Low-paid self-employment is the model used by plenty of ‘gig economy’ platforms. Many of those delivering food for companies like Deliveroo during the pandemic, for example, are not employed by the company, but are instead self-employed contractors. This means the companies hiring them don’t need to pay the minimum wage, or provide holiday or sick pay. A recent exception to this is JustEat, which has recently announced its decision to move away from the gig employment model. 

While some claim that zero-hour contracts and other forms of insecure work provide flexibility, the reality is that this flexibility is one-sided, benefitting the employer or company hiring the worker. Giving bosses the ability to suddenly provide someone with no hours creates a situation where those on zero-hour contracts feel compelled to work whenever asked out of fear of losing favour with their boss. 

With no guaranteed hours, workers are left at the whim of their employer, facing irregular hours and therefore irregular income, as well as last minute shift cancellations. This makes it nearly impossible for them to plan their finances or time. The latter is a particular issue for parents on zero-hour contracts, who must arrange childcare (which can also be prohibitively expensive).

When we talk about thanking key workers, it’s therefore vital that we see clamping down on insecure work as part of that. It’s time to follow the lead of Ireland and ban zero-hour contracts altogether.

This would involve ensuring decent notice of shifts and compensation for cancelled shifts. We also need to see strong penalties for employers who mislead people about their employment status, protections for the genuinely self-employed, and a move towards genuine two-way flexibility. This would involve the introduction of a right for workers to work flexibly from the first day in the job, and for all jobs to be advertised as flexible. 

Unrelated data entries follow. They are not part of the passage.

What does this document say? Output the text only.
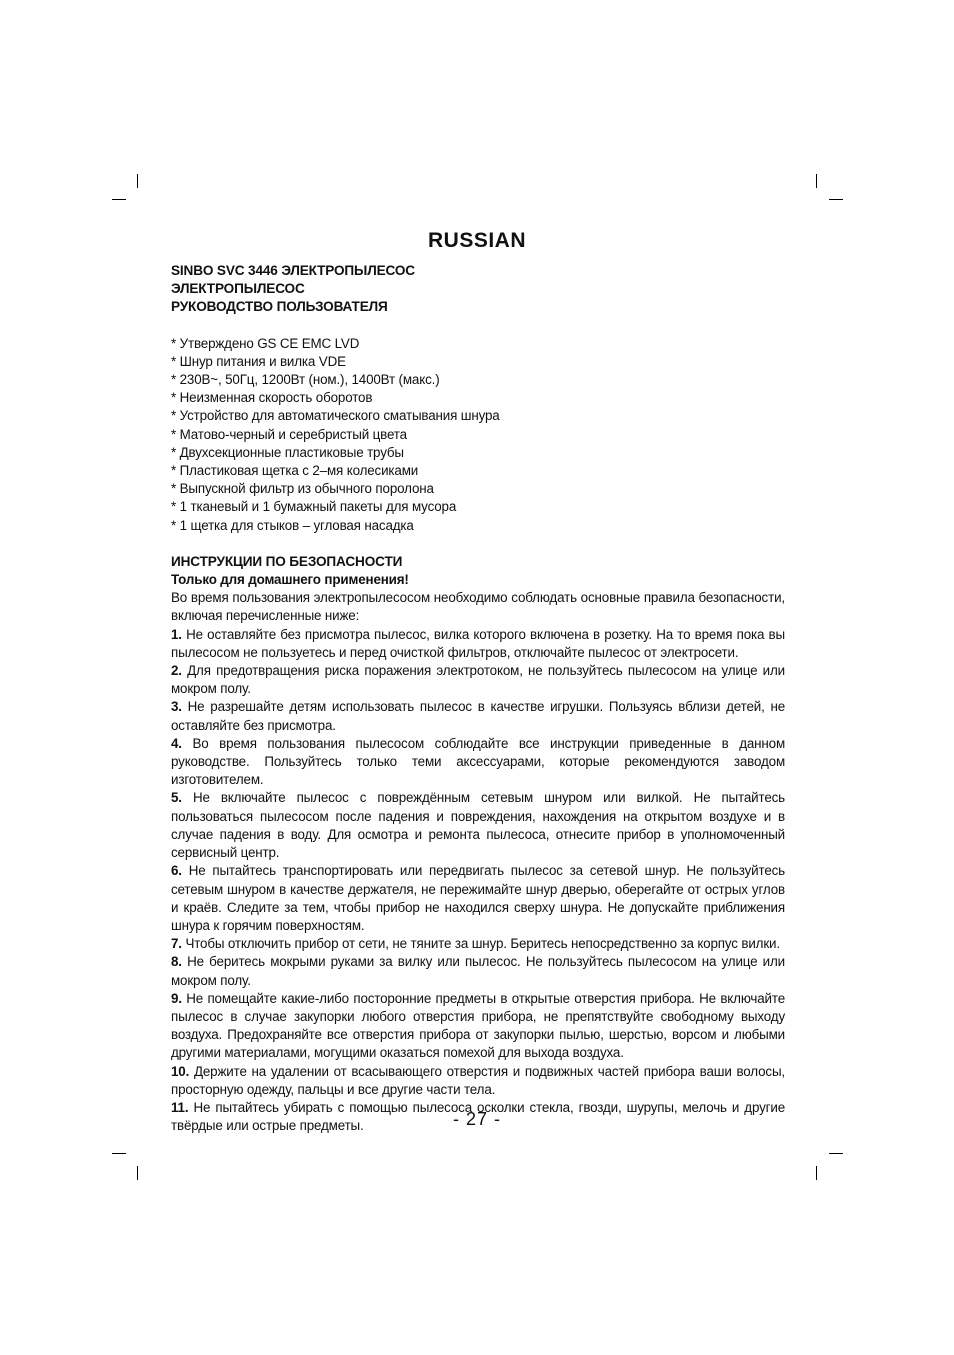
RUSSIAN
SINBO SVC 3446 ЭЛЕКТРОПЫЛЕСОС
ЭЛЕКТРОПЫЛЕСОС
РУКОВОДСТВО ПОЛЬЗОВАТЕЛЯ
* Утверждено GS CE EMC LVD
* Шнур питания и вилка VDE
* 230В~, 50Гц, 1200Вт (ном.), 1400Вт (макс.)
* Неизменная скорость оборотов
* Устройство для автоматического сматывания шнура
* Матово-черный и серебристый цвета
* Двухсекционные пластиковые трубы
* Пластиковая щетка с 2–мя колесиками
* Выпускной фильтр из обычного поролона
* 1 тканевый и 1 бумажный пакеты для мусора
* 1 щетка для стыков – угловая насадка
ИНСТРУКЦИИ ПО БЕЗОПАСНОСТИ
Только для домашнего применения!
Во время пользования электропылесосом необходимо соблюдать основные правила безопасности, включая перечисленные ниже:
1. Не оставляйте без присмотра пылесос, вилка которого включена в розетку. На то время пока вы пылесосом не пользуетесь и перед очисткой фильтров, отключайте пылесос от электросети.
2. Для предотвращения риска поражения электротоком, не пользуйтесь пылесосом на улице или мокром полу.
3. Не разрешайте детям использовать пылесос в качестве игрушки. Пользуясь вблизи детей, не оставляйте без присмотра.
4. Во время пользования пылесосом соблюдайте все инструкции приведенные в данном руководстве. Пользуйтесь только теми аксессуарами, которые рекомендуются заводом изготовителем.
5. Не включайте пылесос с повреждённым сетевым шнуром или вилкой. Не пытайтесь пользоваться пылесосом после падения и повреждения, нахождения на открытом воздухе и в случае падения в воду. Для осмотра и ремонта пылесоса, отнесите прибор в уполномоченный сервисный центр.
6. Не пытайтесь транспортировать или передвигать пылесос за сетевой шнур. Не пользуйтесь сетевым шнуром в качестве держателя, не пережимайте шнур дверью, оберегайте от острых углов и краёв. Следите за тем, чтобы прибор не находился сверху шнура. Не допускайте приближения шнура к горячим поверхностям.
7. Чтобы отключить прибор от сети, не тяните за шнур. Беритесь непосредственно за корпус вилки.
8. Не беритесь мокрыми руками за вилку или пылесос. Не пользуйтесь пылесосом на улице или мокром полу.
9. Не помещайте какие-либо посторонние предметы в открытые отверстия прибора. Не включайте пылесос в случае закупорки любого отверстия прибора, не препятствуйте свободному выходу воздуха. Предохраняйте все отверстия прибора от закупорки пылью, шерстью, ворсом и любыми другими материалами, могущими оказаться помехой для выхода воздуха.
10. Держите на удалении от всасывающего отверстия и подвижных частей прибора ваши волосы, просторную одежду, пальцы и все другие части тела.
11. Не пытайтесь убирать с помощью пылесоса осколки стекла, гвозди, шурупы, мелочь и другие твёрдые или острые предметы.	- 27 -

But tackling insecure work won’t be enough (or even really possible) unless we ensure everyone is paid enough to live on. 4-in-10 key workers are paid less than £10 per hour. This rises in certain occupations, such as in social care, where 7-in-10 employees earn less than £10 per hour.

Raising the minimum wage to £10 per hour will benefit 3.7 million key workers, as well as the 5.6 million other workers who earn less than this. We also need to continue to campaign for pay rises for public sector workers who are still suffering after years of freezes and cuts to their pay. We can’t allow the pandemic to be used as an excuse to keep wages low, and see a continuation of the decade-long pay squeeze we’ve seen since the 2008 recession.

This all hints at a wider issue: it’s vital that we protect and create jobs, but we have to be more ambitious than that. As we look at how to address the levels of unemployment that many are forecasting, we must ensure that we are protecting and creating well-paid, good quality and secure jobs.

As we look to the future, we should be looking at how we move away from the labour market trends that were increasingly prevalent before the pandemic hit: high employment rates, but increasingly insecure, precarious and low-paid work. 

Ending insecure work and raising the minimum wage are steps towards a better working future. But we also need public investment that creates these well-paid jobs, especially in the wake of the pandemic. Fast-tracking government investment in environmentally friendly and publicly beneficial projects such as broadband, green technology, transport and housing could deliver a 1.24 million jobs boost by 2022.

Meanwhile, those who do lose their jobs must have the support of a proper safety net to fall back. This requires an immediate overhaul of Universal Credit. This should include raising the basic level and legacy benefits to £260 per week, scrapping the five-week wait for first payment by converting emergency payment loans to grants, removing the two-child limit and benefits cap, and re-suspending conditionality requirements. 

As lockdown eases, we can’t forget the lessons we learned at its peak. While many of us could work from the safety of our homes, and some of us were furloughed, millions of underpaid and undervalued key workers kept the country going. The least we can do to thank them is to overhaul a labour market that leaves too many facing low pay and chronic insecurity.